NO TOCA BOTÓN

Viajaba sentado en el asiento individual que, por lo general, suele darle la espalda a la expendedora de boletos y el frente a una mujer de no más de 25 años y pollera corta. Sabía que tenía que bajarse en la primera parada después de cruzar la 9 de Julio. La cruzó. Se paró y acomodó en la puerta del medio. El semáforo quedó en rojo. Mientras aguardaba, advirtió que otro pasajero también bajaría pero por la puerta trasera. Colocó cuatro de sus dedos de la mano derecha rodeando al timbre y tomando fuertemente el caño que lo sostiene. Su dedo pulgar se mantenía, respecto al botón, como si fueran dos imanes rechazándose. Cerca, pero sin contacto. Observó nuevamente al pasajero del fondo quien todavía no buscaba el timbre. El semáforo pasó a verde. Todo su cuerpo se sacudió menos su puño y su mirada clavada en las manos de su desprevenido rival. Faltaba sólo una cuadra. Esos famosos 100 metros antes donde se le debe avisar al chofer que se quiere bajar 100 metros después. La adrenalina subía. Sin saberlo, el pasajero del fondo participaba de un gran duelo. Un verdadero mano a mano. Como en una pulseada, el del medio aguardó que el del fondo preparase el brazo. El pulgar permanecía a milímetros del botón. 95 metros. Como el de atrás no atinaba a tocar, él esperaba. Aguardaba el momento preciso. El del fondo se agachó mínimamente buscando con su vista la altura de Viamonte. Su gesto mostró premura. 60 metros. Sus cuatro dedos se tensaron como las piernas de un corredor antes de la largada. En el otro andarivel, el del medio, tensó los suyos. El momento llegaba. El del fondo comenzó a acercar su dedo pulgar al timbre. La distancia se acortaba. 6mm, 5mm. El del medio se mantenía en esos inmantados y escasos 2mm. 50 metros. El chofer casi convencido a no parar salvo que se cruce alguna mano imprevista desde la vereda. En el timbre de atrás la distancia seguía reduciéndose. 4mm y contando. 48 metros. Decidido, el pasajero aumentó la velocidad de acercamiento. 3mm, 2mm. Estaba a punto de tocarlo cuando el del medio, sudando, puso quinta y presionó, como nunca, el botón. El sonido del timbre se mantuvo largo, triunfador. El del fondo, jugador involuntario, en ese instante tomó conciencia de la competencia en la que estaba inmerso sin saberlo. Oir la irrupción de ese sonido, que suponía propio, un segundo antes de solicitarlo lo frustró. Su dedo quedó inerte y desilusionado a un insignificante milímetro de una victoria que no sabía que ansiaba.
El del medio, extasiado, no bajó.
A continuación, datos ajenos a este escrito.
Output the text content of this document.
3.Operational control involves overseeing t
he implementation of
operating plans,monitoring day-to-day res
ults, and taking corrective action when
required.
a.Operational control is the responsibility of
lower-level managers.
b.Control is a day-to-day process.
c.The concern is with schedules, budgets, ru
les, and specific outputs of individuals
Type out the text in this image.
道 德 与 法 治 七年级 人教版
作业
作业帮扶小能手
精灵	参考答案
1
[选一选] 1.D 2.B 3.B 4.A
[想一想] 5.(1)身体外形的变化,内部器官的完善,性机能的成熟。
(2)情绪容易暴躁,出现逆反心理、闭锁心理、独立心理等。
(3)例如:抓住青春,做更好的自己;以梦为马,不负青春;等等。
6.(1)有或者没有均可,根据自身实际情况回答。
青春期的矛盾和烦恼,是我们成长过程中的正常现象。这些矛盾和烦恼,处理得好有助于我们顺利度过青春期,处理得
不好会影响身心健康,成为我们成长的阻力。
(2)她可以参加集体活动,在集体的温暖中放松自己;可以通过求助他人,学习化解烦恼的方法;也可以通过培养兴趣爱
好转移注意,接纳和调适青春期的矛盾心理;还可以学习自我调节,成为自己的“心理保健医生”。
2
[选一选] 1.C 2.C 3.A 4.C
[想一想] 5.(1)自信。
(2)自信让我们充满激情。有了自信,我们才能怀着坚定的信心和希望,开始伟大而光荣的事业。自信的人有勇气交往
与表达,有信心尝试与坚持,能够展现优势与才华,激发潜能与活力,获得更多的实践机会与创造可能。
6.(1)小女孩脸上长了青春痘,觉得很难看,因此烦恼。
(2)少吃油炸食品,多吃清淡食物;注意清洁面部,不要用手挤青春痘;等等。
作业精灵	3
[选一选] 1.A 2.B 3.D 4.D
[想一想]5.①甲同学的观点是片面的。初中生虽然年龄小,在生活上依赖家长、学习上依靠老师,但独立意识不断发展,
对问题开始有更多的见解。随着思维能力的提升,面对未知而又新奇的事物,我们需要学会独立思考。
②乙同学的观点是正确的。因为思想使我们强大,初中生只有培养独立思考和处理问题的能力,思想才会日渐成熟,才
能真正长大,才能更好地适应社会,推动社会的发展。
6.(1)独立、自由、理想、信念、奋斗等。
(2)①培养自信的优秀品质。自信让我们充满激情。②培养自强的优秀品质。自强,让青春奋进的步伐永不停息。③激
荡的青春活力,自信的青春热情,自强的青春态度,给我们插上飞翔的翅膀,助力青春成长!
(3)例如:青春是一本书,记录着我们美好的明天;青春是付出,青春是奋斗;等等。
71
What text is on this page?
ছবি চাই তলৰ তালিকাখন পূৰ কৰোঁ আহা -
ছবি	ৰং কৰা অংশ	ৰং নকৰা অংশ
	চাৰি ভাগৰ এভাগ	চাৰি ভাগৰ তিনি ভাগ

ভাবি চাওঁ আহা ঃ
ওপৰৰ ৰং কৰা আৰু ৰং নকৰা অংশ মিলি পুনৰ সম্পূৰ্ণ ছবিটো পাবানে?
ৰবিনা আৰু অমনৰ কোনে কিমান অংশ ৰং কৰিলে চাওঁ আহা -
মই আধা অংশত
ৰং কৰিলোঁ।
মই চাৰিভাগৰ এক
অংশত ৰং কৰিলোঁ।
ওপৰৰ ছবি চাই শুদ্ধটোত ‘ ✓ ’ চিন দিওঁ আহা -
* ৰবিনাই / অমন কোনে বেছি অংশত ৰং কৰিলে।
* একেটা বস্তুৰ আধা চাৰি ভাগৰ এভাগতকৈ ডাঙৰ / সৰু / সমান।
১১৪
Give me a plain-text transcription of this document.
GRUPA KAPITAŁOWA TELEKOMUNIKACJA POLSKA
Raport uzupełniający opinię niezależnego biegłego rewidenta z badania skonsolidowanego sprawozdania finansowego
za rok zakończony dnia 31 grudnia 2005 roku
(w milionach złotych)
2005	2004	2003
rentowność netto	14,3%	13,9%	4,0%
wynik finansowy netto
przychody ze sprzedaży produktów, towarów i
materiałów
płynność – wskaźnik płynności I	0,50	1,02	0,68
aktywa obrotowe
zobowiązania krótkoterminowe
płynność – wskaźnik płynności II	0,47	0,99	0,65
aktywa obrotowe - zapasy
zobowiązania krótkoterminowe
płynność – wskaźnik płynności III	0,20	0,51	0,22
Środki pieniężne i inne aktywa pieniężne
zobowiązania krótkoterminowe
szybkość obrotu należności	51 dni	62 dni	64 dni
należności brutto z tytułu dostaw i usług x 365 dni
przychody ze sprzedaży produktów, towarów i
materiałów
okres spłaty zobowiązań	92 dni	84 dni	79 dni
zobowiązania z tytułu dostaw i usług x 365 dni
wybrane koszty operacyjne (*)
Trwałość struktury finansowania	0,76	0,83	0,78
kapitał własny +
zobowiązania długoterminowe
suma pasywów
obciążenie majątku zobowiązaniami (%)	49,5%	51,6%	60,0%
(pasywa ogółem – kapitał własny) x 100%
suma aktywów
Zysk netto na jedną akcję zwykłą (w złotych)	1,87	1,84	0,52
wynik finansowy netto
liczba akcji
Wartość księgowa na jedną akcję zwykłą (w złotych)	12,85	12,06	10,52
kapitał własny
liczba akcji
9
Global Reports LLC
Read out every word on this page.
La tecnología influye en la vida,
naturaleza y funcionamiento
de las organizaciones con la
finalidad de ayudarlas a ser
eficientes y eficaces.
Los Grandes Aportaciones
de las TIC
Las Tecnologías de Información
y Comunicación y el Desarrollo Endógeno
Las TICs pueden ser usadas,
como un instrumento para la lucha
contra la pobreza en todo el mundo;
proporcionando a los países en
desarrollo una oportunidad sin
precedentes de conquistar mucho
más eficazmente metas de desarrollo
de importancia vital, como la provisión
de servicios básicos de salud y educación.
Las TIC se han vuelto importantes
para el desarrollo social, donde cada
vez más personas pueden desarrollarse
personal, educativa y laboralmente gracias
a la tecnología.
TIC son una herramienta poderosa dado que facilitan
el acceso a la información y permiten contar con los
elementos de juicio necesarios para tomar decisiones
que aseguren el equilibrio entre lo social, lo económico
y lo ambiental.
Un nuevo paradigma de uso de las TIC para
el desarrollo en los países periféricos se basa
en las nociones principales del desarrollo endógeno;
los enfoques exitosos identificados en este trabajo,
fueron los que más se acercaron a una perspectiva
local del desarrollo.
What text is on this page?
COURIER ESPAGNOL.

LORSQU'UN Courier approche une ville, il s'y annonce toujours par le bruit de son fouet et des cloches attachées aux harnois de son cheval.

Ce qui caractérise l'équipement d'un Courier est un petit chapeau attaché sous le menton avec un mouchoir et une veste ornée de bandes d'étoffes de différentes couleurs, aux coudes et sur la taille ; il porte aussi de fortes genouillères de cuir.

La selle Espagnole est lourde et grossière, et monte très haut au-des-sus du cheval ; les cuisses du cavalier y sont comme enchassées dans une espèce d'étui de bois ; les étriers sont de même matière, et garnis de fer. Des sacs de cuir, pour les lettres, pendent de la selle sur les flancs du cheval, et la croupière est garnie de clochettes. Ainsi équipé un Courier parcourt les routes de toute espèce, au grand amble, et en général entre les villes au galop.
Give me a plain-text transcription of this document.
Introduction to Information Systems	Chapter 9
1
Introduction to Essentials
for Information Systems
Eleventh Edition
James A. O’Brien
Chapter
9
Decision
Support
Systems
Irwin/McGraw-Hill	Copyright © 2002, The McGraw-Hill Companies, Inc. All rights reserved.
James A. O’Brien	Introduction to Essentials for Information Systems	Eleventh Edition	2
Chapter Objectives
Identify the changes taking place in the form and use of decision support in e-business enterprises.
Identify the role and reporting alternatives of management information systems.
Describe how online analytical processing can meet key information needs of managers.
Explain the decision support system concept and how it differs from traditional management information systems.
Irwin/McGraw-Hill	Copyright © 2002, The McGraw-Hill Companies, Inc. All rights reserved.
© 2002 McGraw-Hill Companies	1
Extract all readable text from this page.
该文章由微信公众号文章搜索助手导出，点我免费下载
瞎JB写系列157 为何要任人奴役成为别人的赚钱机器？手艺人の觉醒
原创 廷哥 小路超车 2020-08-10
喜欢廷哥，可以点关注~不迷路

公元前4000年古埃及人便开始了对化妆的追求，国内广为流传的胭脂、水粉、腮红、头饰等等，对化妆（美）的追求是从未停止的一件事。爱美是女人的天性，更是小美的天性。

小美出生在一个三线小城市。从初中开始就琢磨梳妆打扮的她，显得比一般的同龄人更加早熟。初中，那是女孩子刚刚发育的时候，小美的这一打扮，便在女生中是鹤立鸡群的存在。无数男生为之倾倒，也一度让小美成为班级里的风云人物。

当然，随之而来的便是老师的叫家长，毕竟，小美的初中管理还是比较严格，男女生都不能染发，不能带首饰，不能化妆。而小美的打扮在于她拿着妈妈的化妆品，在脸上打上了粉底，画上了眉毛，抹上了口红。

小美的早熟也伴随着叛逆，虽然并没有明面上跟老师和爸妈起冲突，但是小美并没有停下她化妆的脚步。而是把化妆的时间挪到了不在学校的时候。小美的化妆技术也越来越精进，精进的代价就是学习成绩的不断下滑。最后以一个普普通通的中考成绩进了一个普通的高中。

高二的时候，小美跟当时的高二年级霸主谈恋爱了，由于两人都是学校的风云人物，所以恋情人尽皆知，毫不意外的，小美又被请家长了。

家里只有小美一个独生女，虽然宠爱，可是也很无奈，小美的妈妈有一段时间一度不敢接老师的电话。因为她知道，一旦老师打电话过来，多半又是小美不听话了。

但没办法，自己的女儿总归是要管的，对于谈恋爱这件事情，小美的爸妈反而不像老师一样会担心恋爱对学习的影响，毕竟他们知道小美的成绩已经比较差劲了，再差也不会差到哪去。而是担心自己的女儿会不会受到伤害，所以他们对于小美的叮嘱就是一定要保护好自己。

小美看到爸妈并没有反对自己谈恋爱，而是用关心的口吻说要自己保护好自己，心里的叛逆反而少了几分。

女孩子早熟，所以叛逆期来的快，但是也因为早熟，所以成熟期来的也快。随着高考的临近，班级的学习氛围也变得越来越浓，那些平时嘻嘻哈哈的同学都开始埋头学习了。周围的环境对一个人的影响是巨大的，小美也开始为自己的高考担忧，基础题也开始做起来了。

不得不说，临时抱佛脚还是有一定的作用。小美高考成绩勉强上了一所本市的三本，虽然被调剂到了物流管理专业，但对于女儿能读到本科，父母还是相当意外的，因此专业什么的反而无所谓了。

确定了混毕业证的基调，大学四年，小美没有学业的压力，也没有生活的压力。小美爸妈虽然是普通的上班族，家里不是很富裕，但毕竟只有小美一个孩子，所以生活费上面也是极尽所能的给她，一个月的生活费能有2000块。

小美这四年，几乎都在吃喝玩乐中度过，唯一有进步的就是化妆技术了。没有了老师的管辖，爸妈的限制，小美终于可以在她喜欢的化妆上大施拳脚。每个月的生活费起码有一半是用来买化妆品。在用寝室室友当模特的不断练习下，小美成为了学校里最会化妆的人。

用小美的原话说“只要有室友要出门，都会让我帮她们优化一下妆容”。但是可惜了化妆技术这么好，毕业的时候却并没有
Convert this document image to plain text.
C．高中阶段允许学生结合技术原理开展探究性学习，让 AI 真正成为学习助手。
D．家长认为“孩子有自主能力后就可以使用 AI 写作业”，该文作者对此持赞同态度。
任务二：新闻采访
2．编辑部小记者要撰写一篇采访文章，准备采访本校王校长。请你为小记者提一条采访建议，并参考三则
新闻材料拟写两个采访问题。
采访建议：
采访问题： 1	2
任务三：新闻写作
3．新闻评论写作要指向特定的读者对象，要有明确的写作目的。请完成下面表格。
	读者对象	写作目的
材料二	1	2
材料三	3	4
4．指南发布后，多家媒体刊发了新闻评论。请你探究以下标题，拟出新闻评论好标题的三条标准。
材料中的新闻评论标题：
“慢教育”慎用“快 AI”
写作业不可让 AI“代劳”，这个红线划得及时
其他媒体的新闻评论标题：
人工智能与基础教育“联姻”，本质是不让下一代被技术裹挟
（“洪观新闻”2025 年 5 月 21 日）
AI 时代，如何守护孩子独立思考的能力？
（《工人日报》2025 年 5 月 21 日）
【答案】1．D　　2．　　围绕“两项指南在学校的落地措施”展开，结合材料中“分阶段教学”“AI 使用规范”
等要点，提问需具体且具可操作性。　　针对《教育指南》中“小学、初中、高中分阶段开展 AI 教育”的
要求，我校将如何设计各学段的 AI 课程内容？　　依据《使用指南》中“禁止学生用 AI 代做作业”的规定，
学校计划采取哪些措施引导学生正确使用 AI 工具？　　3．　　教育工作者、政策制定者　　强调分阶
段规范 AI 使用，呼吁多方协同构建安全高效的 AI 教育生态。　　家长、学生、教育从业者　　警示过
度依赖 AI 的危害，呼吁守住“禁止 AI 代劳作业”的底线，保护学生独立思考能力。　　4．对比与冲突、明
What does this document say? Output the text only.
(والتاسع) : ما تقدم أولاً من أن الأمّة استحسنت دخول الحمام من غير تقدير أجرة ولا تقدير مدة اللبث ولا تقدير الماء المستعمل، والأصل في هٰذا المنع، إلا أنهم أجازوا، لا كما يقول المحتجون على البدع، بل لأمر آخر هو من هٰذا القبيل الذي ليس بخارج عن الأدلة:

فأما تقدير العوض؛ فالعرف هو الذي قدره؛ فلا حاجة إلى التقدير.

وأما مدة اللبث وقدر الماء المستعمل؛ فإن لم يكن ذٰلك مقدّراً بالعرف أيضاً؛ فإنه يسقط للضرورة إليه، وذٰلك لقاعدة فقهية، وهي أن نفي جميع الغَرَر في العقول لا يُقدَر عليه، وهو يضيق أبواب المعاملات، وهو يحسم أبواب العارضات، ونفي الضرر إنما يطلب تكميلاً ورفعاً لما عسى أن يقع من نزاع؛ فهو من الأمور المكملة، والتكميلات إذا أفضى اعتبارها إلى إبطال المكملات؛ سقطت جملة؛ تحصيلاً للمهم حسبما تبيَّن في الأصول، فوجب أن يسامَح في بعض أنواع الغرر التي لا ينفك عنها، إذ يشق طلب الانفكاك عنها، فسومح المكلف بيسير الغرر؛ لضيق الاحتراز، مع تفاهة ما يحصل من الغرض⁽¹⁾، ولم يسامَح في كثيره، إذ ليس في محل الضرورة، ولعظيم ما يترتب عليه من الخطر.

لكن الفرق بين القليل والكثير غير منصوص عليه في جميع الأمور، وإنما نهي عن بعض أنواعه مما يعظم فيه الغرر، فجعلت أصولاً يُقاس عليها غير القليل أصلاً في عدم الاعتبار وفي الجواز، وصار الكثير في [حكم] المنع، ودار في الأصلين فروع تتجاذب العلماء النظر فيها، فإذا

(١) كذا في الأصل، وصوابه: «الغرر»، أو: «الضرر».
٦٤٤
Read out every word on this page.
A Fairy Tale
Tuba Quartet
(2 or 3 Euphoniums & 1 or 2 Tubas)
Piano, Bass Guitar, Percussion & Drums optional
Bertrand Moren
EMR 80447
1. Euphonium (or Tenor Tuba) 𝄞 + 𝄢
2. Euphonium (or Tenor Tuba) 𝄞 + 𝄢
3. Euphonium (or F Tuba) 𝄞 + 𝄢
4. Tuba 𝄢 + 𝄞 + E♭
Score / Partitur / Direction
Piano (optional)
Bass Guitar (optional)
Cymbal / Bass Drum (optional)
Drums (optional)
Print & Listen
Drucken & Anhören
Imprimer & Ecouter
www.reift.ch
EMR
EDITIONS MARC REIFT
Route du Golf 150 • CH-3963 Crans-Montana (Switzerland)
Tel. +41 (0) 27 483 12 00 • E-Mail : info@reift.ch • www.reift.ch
Se quedó aguardando a su nuevo rival para los siguientes 200 metros. El del fondo, en cambio, descendió, caminó diez pasos y dobló en la esquina. Sacó su celular del estuche y comenzó a escribir frenéticamente un sms con un solo objetivo: comenzar a entrenar su dedo pulgar para llegar mejor preparado al próximo encuentro. En el colectivo de vuelta.